Santana também participa de um bate-papo com o público antes do show, às 14h. O pesquisador destaca a possibilidade de conversa com a comunidade negra, que considera bastante presente e forte em Porto Alegre, relembrando ainda a participação de figuras fundamentais do Rio Grande do Sul na eleição do dia 20 de novembro como Dia Nacional da Consciência Negra.
O músico considera significativo efetuar esse trânsito neste momento, levando poéticas negras para diferentes regiões do país:
— A gente vive um momento político absolutamente crítico da democracia brasileira, e, por outro lado, poder ter manifestações dessa ordem é algo importante.
Programação abrangente
A dança também estará presente na programação, dialogando com a música. Nas linguagens artísticas da cultura afrobrasileira, conforme Rosa Couto, não ocorre o mesmo recorte de uma visão eurocêntrica, que separa música, dança, teatro, cinema e assim por diante. Aqui, tudo está interligado e passa pela questão do corpo — que é uma unidade coletiva de existência política e lugar primordial da memória negra, conforme os curadores.
Isso fica evidente no fim de semana, quando o festival se intensifica, com apresentações das duas mais premiadas escolas de samba do Carnaval de Porto Alegre: a Imperadores do Samba, no sábado (19), e a Bambas da Orgia, no domingo (20). Além disso, nos dois dias, na escadaria em frente ao Centro Cultural da UFRGS, Felix, Turva, Gugu e La Twins, artistas do Coletivo Turmalina, revezam-se para acrescentar à programação suas pesquisas sobre música eletrônica.
Ainda no sábado, o pianista e compositor pernambucano Amaro Freitas, um dos principais nomes da cena atual do jazz, sobe ao palco com Sankofa, show de seu terceiro e festejado disco. Para finalizar, no domingo, haverá o encontro de dois rappers gaúchos, o pelotense Zudizilla e a porto-alegrense Cristal, que apresentam seus trabalhos mais recentes, respectivamente, Zulu Vol. 2: De Cesar a Cristo (2022) e o EP Quartzo (2021).
E os curadores dão o tom do que o público pode esperar: "Prepare-se para uma programação que traz a dança, o êxtase e a revolta encarnados. Se toda a música tem cor, não sabemos, mas certamente é negra a brasileira."

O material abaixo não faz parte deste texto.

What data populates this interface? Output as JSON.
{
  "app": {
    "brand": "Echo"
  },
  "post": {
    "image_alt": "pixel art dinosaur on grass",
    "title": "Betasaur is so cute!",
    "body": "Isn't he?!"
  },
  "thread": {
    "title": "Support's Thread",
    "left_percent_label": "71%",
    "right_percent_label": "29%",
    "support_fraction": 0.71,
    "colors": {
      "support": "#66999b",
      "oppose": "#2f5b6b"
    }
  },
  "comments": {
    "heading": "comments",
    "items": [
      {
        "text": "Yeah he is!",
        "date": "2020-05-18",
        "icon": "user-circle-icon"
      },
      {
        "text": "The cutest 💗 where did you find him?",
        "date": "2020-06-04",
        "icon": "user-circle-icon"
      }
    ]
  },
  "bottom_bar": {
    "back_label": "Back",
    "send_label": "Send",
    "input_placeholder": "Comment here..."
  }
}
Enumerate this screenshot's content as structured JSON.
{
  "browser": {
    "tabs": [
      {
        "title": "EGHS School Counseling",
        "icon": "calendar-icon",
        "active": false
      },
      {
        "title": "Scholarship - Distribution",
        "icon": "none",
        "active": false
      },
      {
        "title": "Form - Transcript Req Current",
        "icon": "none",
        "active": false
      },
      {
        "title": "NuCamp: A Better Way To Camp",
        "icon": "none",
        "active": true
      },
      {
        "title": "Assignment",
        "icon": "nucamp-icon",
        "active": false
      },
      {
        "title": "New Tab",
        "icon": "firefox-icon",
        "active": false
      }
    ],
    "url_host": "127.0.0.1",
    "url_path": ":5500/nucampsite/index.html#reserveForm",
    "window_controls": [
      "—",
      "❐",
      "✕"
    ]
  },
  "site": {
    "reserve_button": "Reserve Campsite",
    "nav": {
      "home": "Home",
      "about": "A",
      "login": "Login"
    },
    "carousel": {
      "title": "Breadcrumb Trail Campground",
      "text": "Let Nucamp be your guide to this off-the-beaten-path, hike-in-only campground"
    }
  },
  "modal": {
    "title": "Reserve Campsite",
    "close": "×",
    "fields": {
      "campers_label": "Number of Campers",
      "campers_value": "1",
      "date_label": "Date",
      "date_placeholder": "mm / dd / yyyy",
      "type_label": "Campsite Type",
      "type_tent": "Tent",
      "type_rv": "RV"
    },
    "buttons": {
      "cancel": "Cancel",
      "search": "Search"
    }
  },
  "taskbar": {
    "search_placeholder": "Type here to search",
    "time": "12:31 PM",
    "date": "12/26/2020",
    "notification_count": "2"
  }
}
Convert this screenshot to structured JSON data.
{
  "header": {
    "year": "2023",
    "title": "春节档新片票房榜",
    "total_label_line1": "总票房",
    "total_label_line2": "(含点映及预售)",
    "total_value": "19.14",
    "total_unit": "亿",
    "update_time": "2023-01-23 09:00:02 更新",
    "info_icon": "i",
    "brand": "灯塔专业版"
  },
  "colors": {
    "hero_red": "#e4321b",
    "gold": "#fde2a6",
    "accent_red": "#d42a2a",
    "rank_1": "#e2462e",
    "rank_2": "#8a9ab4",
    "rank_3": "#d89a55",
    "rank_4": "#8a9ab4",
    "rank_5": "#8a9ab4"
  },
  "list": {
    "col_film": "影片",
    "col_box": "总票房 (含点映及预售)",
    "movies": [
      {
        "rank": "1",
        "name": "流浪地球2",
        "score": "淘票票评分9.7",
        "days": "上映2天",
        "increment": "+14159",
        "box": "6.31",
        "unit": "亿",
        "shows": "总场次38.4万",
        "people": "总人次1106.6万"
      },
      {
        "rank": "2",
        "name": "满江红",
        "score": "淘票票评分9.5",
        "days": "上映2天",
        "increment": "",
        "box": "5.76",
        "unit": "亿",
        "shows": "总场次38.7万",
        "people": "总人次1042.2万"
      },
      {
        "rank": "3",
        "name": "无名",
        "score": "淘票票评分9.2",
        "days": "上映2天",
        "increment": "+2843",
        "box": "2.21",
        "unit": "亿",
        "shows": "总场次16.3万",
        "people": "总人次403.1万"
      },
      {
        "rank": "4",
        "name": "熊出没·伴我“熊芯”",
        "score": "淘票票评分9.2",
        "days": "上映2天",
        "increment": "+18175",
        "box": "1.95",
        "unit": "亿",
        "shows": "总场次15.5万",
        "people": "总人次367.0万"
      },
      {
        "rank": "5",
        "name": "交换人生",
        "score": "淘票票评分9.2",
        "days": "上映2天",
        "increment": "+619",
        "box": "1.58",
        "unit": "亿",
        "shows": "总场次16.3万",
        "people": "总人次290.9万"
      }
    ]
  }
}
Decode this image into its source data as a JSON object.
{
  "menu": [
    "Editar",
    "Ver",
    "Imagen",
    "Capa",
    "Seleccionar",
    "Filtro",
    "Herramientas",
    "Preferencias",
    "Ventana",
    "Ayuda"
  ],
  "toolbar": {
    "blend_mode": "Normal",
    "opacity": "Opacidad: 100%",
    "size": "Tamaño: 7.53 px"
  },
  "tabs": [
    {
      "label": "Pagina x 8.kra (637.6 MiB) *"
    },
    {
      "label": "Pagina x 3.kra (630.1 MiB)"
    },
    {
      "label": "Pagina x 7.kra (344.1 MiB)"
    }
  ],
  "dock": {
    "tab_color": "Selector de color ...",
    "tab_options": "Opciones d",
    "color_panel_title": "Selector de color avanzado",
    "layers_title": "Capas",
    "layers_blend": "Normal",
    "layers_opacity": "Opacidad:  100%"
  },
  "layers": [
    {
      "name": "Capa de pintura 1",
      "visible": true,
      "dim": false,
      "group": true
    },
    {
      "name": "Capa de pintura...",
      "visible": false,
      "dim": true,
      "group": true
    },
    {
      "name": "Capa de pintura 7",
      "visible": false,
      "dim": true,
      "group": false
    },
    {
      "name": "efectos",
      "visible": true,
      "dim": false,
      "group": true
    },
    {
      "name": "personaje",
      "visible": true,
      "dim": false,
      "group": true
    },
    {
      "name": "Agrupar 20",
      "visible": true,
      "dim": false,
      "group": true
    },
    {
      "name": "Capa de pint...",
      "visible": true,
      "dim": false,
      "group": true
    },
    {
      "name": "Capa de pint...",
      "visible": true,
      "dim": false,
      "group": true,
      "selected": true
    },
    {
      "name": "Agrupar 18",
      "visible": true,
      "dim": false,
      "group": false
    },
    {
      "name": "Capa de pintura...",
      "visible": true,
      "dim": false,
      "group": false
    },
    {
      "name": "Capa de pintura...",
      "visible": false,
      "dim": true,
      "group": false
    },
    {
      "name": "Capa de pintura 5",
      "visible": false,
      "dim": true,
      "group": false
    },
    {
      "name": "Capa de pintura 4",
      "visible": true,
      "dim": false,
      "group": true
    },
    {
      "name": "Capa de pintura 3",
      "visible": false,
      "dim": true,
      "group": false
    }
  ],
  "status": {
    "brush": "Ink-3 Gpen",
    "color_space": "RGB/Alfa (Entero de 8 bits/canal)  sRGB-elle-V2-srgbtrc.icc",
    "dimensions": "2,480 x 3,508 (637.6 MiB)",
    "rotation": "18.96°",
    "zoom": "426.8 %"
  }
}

Confira a programação de shows:
Quinta-feira (17):
- 20h - Jup do Bairro - Salão de Atos da UFRGS
Sexta-feira (18):
- 20h - Tiganá Santana - Salão de Atos da UFRGS
Sábado (19):
- 17h - Imperadores do Samba - pátio do campus central da UFRGS
- 18h - Felix + Turva (Coletivo Turmalina) - Centro Cultural da UFRGS
- 20h - Amaro Freitas - Salão de Atos da UFRGS
Domingo (20):
- 17h - Bambas da Orgia - pátio do campus central da UFRGS
- 18h - Gugu + La Twins (Coletivo Turmalina) - Centro Cultural da UFRGS
- 20h - Cristal e Zudizilla - Salão de Atos da UFRGS
Confira a programação de atividades:
Quinta-feira (17):
- 14h - Conversa com Jup do Bairro, com mediação de Nina Fola - Centro Cultural da UFRGS
Sexta-feira (18):
- 14h - Conversa com Tiganá Santana, com mediação de Alan Brito - Centro Cultural da UFRGS
Sábado (19):
- 10h - Oficina "O jazz autoral no mercado da música", com Amaro Freitas - Centro Cultural da UFRGS
Segunda-feira (21):
- 15h - Exibição do filme Vozes do Silêncio e debate com Zudizilla, com mediação de Nicolas Collar - Sala Redenção - Cinema Universitário. Inscrição deve ser feita por meio de formulário no site.
Os encontros e as apresentações ao ar livre têm entrada franca. A retirada de ingressos para os shows do Salão de Atos da UFRGS, mediante doação de 1kg de alimento não perecível, pode ser realizada das 8h às 20h (exceto nos finais de semana e feriado), no Centro Cultural da UFRGS (Rua Eng. Luiz Englert, 333).